Fendi menghela napas panjang, seolah ada batu yang menghimpitnya. "Jadi, kamu datang ke sini untuk apa? Dengar, aku tidak akan berubah pikiran meskipun kamu menjebak ak-"

Fendi berdiri dan berusaha menutupi pakaian Bora dari kamera cctv di belakangnya. "Apa yang kamu lakukan?"

"Aku hanya tidak ingin kamu lepas dariku." Bora hanya membuka kancing teratas karena merasa gerah.

"Hah! Anak kecil, jangan berkata hal yang memalukan seperti itu! Aku tidak akan terpikat."

Bora bertanya. "Lalu bagaimana caranya supaya aku bisa menjadi istri kamu?"

"Hah! Sekarang kamu tidak bersikap formal lagi?" Fendi kembali duduk di tempatnya. 

"Karena kita akan menikah? Bukankah kamu sudah setuju akan menikahi aku ketika sudah membawakan uang lima puluh juta? Aku bisa mengirimnya sekarang juga."

Fendi menghela napas lagi.

"Jangan seperti om-om tua, kamu akan menikah denganku." 
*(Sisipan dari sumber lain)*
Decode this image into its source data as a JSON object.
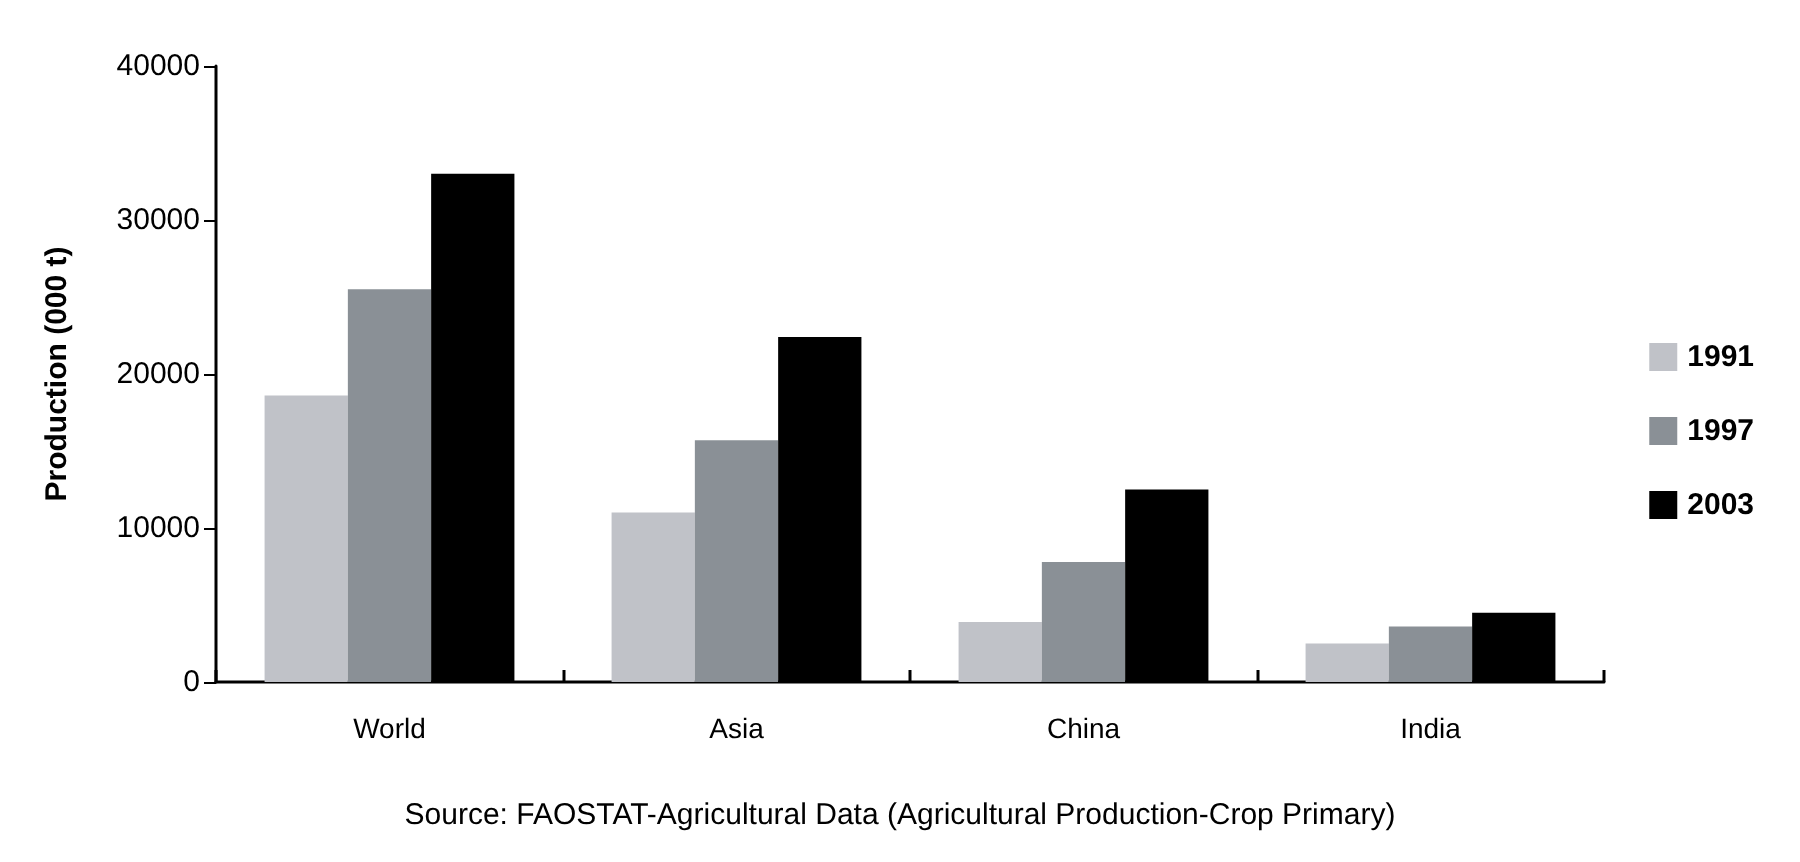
{
  "chart_data": {
    "type": "bar",
    "ylabel": "Production (000 t)",
    "categories": [
      "World",
      "Asia",
      "China",
      "India"
    ],
    "series": [
      {
        "name": "1991",
        "color": "#c0c2c8",
        "values": [
          18600,
          11000,
          3900,
          2500
        ]
      },
      {
        "name": "1997",
        "color": "#8a9096",
        "values": [
          25500,
          15700,
          7800,
          3600
        ]
      },
      {
        "name": "2003",
        "color": "#000000",
        "values": [
          33000,
          22400,
          12500,
          4500
        ]
      }
    ],
    "ylim": [
      0,
      40000
    ],
    "yticks": [
      0,
      10000,
      20000,
      30000,
      40000
    ],
    "grid": false,
    "legend": "right",
    "annotations": [
      "Source: FAOSTAT-Agricultural Data (Agricultural Production-Crop Primary)"
    ]
  }
}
"Kemana anak kecil yang menangis tadi? Dengar ya, anak kecil. Kamu tidak bisa sembarangan menikah dengan orang lain dan merusak masa depan sendiri, hanya karena merasa kecewa pada orang lain."

"Aku sudah bilang-"

Fendi mengangkat kedua bahu dengan santai. "Aku sudah punya anak dan istri, tidak mungkin aku meninggalkan mereka. Aku bukan pria mata keranjang yang lebih suka daun muda."

Bora mengepalkan kedua tangan di atas meja. "Aku tidak masalah jika kamu masih mempertahankan pernikahan sebelumnya."

Bora tahu bagaimana setianya Fendi terhadap istri dan anak, yang penting dia mengalah saja. Toh yang Bora inginkan bukan cinta, melainkan perlindungan.

Fendi sudah menduga Bora sudah gila, kalau tidak begitu dia sedang bertaruh atau-

Fendi menatap curiga Bora. "Apakah kakak menyuruh kamu?"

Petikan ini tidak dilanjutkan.